Wscript.Echo strComputer, "," , strAppPool, "Avg Uptime:", uptime_avg, "minutes"

WScript.Echo

WScript.Echo "Count of Recycle Events"

WScript.Echo "VirtualMem:" + Chr(9)+ CStr(cVMem)

WScript.Echo "PrivateMem:" + Chr(9) + CStr(cPMem)

WScript.Echo "TimeLimit:" + Chr(9) + CStr(cTimeLimit)

WScript.Echo "PingFail:" + Chr(9) + CStr(cPingFail)

WScript.Echo "Admin:" + Chr(9)+ Chr(9) + CStr(cAdmin)

WScript.Echo "FatalComErr" + Chr(9) + CStr(cFatalComErr)

WScript.Echo "TermUnExp" + Chr(9) + CStr(cTermUnExp)

WScript.Echo "ConfChg" + Chr(9)+ Chr(9) + CStr(cConfChg)

WScript.Echo "ISAPI" + Chr(9) + Chr(9) + CStr(cISAPI)

WScript.Echo

Set myInputFormat = Nothing

Set myQuery = Nothing

set Locator = Nothing

WScript.Quit(0)

Sub CalcUpTime()

WScript.Echo("RecycleTime Uptime(mins) Reason")

reccount = 0

timetotal = 0

MinTime = 1000

MaxTime = 0

cConfChg = 0

cAdmin = 0

cISAPI = 0

cVMem = 0

cPMem = 0

cTimeLimit = 0

cFatalComErr = 0

cPingFail = 0

cTermUnExp = 0

Do While recordSet.atEnd() <> True

           

            Set record = recordSet.getRecord()

            curD = CDate(record.GetValue(0))

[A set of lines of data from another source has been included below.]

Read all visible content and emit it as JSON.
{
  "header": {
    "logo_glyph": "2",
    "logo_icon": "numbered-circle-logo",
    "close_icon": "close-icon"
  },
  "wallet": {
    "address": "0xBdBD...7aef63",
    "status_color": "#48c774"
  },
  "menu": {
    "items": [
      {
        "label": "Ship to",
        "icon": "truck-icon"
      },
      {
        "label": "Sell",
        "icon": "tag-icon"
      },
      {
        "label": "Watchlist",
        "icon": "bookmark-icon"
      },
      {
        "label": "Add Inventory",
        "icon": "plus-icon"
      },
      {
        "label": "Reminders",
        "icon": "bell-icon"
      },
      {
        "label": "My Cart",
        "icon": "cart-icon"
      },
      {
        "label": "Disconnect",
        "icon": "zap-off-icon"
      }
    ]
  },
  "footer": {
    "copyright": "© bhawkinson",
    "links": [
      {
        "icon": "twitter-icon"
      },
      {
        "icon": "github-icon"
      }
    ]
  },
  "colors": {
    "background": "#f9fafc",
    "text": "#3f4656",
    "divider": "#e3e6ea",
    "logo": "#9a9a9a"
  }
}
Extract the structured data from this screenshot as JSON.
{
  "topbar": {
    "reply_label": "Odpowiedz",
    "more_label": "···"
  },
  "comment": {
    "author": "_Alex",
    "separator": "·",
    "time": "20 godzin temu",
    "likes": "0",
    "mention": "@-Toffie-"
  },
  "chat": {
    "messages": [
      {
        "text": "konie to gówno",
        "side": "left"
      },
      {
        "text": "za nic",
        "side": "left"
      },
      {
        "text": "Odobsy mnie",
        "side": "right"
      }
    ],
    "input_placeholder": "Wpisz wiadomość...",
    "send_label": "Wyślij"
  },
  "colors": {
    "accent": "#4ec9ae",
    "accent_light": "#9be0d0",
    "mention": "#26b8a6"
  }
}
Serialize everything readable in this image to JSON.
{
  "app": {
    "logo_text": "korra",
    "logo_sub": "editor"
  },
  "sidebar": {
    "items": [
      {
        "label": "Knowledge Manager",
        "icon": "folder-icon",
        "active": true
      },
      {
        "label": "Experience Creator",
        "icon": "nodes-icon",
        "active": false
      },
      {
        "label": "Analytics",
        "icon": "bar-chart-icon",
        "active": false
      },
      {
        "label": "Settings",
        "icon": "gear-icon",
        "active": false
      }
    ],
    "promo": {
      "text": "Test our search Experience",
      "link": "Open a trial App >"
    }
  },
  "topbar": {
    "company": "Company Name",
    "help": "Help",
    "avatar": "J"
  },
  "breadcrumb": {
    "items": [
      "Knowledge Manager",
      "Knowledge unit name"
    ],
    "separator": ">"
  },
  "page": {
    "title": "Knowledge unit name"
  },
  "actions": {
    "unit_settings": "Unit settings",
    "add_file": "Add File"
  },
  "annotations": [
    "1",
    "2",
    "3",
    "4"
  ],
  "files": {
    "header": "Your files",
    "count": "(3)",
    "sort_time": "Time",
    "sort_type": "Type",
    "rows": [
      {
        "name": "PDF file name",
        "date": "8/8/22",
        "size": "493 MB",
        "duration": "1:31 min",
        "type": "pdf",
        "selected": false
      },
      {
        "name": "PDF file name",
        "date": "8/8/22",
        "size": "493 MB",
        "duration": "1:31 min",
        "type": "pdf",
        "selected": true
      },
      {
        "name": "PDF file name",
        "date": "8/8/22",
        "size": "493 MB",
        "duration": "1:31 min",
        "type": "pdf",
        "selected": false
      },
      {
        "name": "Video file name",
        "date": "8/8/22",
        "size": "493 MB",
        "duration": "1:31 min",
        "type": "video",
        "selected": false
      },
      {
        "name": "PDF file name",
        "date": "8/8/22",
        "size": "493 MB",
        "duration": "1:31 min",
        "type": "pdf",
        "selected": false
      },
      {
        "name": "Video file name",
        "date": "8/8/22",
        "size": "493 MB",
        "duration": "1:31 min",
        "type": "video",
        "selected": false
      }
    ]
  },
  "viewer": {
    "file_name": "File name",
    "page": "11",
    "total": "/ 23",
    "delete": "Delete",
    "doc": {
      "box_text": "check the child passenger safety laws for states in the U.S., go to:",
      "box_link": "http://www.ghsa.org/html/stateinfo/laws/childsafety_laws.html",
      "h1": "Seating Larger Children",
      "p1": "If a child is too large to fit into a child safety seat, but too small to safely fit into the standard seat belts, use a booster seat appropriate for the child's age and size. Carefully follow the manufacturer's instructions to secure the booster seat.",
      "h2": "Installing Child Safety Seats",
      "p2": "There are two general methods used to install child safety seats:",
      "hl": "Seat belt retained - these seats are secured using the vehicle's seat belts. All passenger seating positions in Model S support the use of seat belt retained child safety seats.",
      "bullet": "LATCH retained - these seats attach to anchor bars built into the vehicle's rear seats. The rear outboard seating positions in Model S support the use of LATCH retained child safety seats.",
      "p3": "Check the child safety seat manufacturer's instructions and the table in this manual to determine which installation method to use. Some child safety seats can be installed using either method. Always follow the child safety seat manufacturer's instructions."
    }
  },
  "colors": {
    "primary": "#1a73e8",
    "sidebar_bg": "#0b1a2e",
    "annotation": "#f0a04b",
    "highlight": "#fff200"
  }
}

            strReason= CStr(record.GetValue(1))

           

            If reccount <> 0 then

                        uptime_mins = DateDiff("n", curD, lastD)

                        WScript.Echo lastD, " ", uptime_mins, strReasonLast

                        timetotal = timetotal + uptime_mins

           

                        if MinTime > uptime_mins Then

                                                MinTime = uptime_mins

                        End if

                       

                        if MaxTime < uptime_mins Then

                                                MaxTime = uptime_mins

                        End if

                       

            Else

                        firstD = CurD

            End IF

            Select Case strReason

                        Case "VMem" cVMem = cVMem + 1

                        Case "PMem" cPMem = cPMem + 1

                        Case "Admin" cAdmin = cAdmin + 1

                        Case "ISAPIUnHealth" cISAPI = cISAPI + 1

                        Case "TimeLimit" cTimeLimit = cTimeLimit + 1

                        Case "PingFail" cPingFail = cPingFail + 1

                        Case "FatalComErr" cFatalComErr = cFatalComErr + 1

                        Case "UnExpEnd" cTermUnExp = cTermUnExp + 1

                        Case "ConfigChange" cConfChg = cConfChg + 1

            End Select

           

            lastD=curD

            reccount = reccount + 1

            strReasonLast = strReason

            uptime_mins_last = uptime_mins

           

            recordSet.moveNext()

            If Err.number <> 0 Then

                        WScript.Echo "Error in CalcUpTime: ", Err.Description

                        Err.Clear

                        Exit Do

            End If

           

Loop

                       

oldD = lastD

uptime_avg = Round(timetotal / (reccount-1))

WScript.Echo ""

WScript.Echo "Time Span: " + CStr(oldD) + " through " + CStr(firstD )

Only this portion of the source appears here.